Stop-and-frisk’s effect on crime is hotly debated. Its disproportionate impact on minorities is not
Donald Trump on Monday touted stop-and-frisk as a way to combat urban crime, but the controversial policing tactic was ruled unconstitutional by a federal judge and has divided experts on its effectiveness.
“We have to take the guns away from these people that have them and are bad people that shouldn’t have them,” Trump said, saying he did not agree with moderator Lester Holt’s assertion that some people view it as a form of racial profiling.
Under stop-and-frisk, officers stop, question and search people for contraband. The approach has been used in major cities such as New York City and Baltimore, but in many cases the practice has ended or been scaled back over concerns about racial profiling.
In New York City, the tactic began in the early 2000s and quickly expanded in scope. At its peak in 2011, police stopped New Yorkers more than 685,000 times, according to data from the New York Civil Liberties Union; 88% of those stops yielded no contraband. Nearly 90% of those stopped that year were black or Latino.
Crime rates declined in New York City from its peak in the 1990s, but criminologists attribute that to a nationwide plunge in crime over two decades, not specifically to stop-and-frisk.
A federal judge ruled in 2013 that the New York City program violated the rights of minorities. Current Mayor Bill de Blasio ended the city’s use of the tactic.
Trump has put particular emphasis on crime and how it affects black Americans. He has pointed to sharp increases in violent crime in cities such as Chicago, which he has described as “more dangerous” than Afghanistan.
There has been a recent uptick in murders, according to FBI data. In 2015, murders were up 10.8% compared with last year but remain far below the peak levels of the mid-1990s.
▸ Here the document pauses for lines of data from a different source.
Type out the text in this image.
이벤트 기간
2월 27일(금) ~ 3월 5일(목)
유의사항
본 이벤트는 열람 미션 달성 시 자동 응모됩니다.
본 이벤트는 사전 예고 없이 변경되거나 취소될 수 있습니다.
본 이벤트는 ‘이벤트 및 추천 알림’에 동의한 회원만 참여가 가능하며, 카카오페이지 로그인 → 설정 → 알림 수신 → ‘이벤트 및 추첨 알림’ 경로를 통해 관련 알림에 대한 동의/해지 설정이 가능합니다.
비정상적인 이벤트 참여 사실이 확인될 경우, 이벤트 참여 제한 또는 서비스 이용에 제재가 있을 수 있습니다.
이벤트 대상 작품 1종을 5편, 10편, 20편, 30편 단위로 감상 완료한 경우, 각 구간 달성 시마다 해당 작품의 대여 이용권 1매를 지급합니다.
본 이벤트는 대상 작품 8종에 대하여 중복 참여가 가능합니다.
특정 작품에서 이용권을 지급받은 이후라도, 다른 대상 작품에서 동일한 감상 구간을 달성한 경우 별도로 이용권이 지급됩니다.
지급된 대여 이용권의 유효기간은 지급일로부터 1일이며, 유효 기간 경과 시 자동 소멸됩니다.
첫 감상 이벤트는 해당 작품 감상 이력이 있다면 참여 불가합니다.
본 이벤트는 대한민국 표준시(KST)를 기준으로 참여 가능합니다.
Violent crime overall was up 3.9%, while property crime declined by 2.6% compared with 2014.
The picture is mixed in major cities this year. According to the Major Cities Chiefs Assn., there have been certain cities that have seen jumps in homicides in 2016 compared with 2015, such as Chicago and Los Angeles, but other cities have seen a decline in homicides in the same period, such as Houston and New York City.
Trump has made an overt, if clumsy, appeal to African American voters in recent weeks, pitching himself as the best option to fix what he describes as the dismal state of black America.
“Our African American communities are absolutely in the worst shape they’ve ever been in before. Ever, ever ever,” Trump said at a campaign stop last week.
The remark immediately drew criticism from those saying Trump was glossing over the horrors of slavery and the explicit segregation of the Jim Crow era.
A look at a number of metrics paint a more nuanced picture of what African Americans face.
The unemployment rate for African Americans was 8.1% in August, according to the Bureau of Labor Statistics; that rate has been steadily declining since it peaked at 16.8% in March 2010. Still, it remains higher than the national average, which was 4.9% in August.
In stump speeches, Trump has said that nearly 6 in 10 young blacks are unemployed. The real jobless figure for African Americans ages 16 to 24 is significantly lower: around 20% as of July.
The National Urban League, in its annual State of Black America report, found some gains for black Americans in recent generations. The percentage of African Americans obtaining bachelor’s degrees climbed from 6.6% in 1976 to 22.2% in 2016. Black life expectancy 40 years ago averaged 68.3 years. It is now 75.1 years.
But there are still notable lags. The rate of black homeownership has stayed essentially flat since 1976 at around 43%.